Elbow arthritis can limit function, cause pain, and lead to serious impairment of the arm. Initial treatment includes a steroid injection and decreasing any painful activities. Sometimes a rubber-like sleeve worn over the elbow can help decrease pain by providing some stability, warmth and compression. You can try some non-steroidal anti-inflammatory medications, like Ibuprofen or Naprosyn. If those don’t work, then surgery can be very effective. There are different surgical options, depending on how advanced the arthritis is and where it is.
Pain that occurs mainly at full flexion or full extension is usually due to arthritic bone spurs. These can often be removed by either arthroscopic or open surgery (if the bone spurs are really big), improving symptoms. The arthritis may continue to progress, but many years of increased comfort may be provided. Pain at rest is usually due to the inflammation of arthritis. This can be removed during the surgery.
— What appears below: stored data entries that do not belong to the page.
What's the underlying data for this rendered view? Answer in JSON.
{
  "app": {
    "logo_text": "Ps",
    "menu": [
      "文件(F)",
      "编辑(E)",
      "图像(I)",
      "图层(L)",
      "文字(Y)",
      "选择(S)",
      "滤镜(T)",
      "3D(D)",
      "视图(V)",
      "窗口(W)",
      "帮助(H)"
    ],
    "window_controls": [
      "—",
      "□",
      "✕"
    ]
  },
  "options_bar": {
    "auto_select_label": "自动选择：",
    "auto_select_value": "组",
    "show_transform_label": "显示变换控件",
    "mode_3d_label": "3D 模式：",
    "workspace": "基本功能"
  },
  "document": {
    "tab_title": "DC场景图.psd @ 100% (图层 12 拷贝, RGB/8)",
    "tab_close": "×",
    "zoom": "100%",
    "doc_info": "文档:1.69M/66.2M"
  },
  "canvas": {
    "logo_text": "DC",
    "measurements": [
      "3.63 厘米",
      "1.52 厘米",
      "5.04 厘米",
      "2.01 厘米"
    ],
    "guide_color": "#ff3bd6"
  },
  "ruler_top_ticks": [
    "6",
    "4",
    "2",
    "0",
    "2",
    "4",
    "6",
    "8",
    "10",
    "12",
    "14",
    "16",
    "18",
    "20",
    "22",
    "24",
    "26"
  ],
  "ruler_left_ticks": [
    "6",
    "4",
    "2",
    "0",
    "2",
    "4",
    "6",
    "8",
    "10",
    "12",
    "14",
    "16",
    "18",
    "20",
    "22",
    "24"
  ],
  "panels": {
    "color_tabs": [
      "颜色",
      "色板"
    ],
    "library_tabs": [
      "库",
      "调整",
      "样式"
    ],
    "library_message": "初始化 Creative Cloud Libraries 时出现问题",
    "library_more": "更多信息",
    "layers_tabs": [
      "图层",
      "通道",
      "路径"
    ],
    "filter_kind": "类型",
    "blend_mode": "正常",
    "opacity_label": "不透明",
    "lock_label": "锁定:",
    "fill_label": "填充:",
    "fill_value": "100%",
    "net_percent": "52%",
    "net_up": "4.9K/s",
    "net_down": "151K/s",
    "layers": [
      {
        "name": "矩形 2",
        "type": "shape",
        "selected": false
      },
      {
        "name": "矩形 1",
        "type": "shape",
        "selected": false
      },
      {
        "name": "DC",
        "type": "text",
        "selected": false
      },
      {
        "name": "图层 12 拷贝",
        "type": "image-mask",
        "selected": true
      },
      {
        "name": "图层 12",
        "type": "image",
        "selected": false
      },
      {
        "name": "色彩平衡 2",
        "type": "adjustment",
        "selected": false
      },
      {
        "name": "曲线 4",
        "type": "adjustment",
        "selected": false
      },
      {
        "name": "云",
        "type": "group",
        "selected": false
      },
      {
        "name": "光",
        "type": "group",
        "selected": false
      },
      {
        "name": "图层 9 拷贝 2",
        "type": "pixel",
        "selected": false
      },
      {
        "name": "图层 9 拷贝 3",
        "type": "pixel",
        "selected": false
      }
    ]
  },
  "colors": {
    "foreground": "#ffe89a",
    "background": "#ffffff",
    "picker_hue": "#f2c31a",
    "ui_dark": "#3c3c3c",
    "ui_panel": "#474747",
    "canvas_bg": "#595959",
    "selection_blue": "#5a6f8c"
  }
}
Any catching or locking due to pieces of bone spurs that have broken off and are floating around the joint can also be addressed.
If stiffness is a problem, this surgery may often improve motion by removing the joint capsule, which is the balloon around the joint. If increased motion is desired, then after surgery a fairly extensive physical therapy program will be required in order to maintain the motion that is gained at the time of surgery. If significant stiffness is present, an endoscopic cubital tunnel release will be required to release the ulnar nerve, which is often caught up in the scar, in order to avoid problems with this nerve following surgery.
Pain throughout the entire range of elbow motion is usually due to cartilage loss, causing the joint to be ‘bone on bone’. In cases of arthritis this advanced, simply removing loose bodies, bone spurs, inflammation and the joint capsule will not be enough. The placement of a new joint surface will be required.
In older patients, a total elbow replacement is an effective option. Total elbow replacement often requires a hospital stay of 1-2 nights. The elbow is splinted for 2 weeks and then motion is begun. Pain relief and function are very good, but elbow replacements can loosen over time. To protect against this, there is a lifetime lifting limit of 1-2 pounds repetitively and 5-10 pounds for a single time once in a while.
In young patients who cannot live with these restrictions, the best operation is often a fascial-interposition arthroplasty, where the Achilles tendon from a cadaver is used to resurface the elbow joint. The Achilles tendon is broad and slippery, and can provide a pain-free surface for an elbow. This surgery also usually requires a night in the hospital. In order to keep the joint surfaces apart to allow healing and motion, an “external fixator” is placed around the elbow. This external fixator consists of 2 metal screws placed into the humerus (the large bone above the elbow) and 2 metal screws placed into the ulna (one of the forearm bones), connected by a hinge to allow motion. This device remains in place for 4-5 weeks and is then removed under general anesthesia as a second procedure. While fascial-interposition arthroplasty is not as predictable as a total joint replacement, it does very well in patients without ligament or bone loss. And unlike a total elbow replacement, once the fascial-interposition arthroplasty is healed, the elbow can be used within the limits of pain, without lifting restrictions.
For the best advice, and often the best results, consult an elbow specialist to find out what the best treatment is for your arthritic elbow.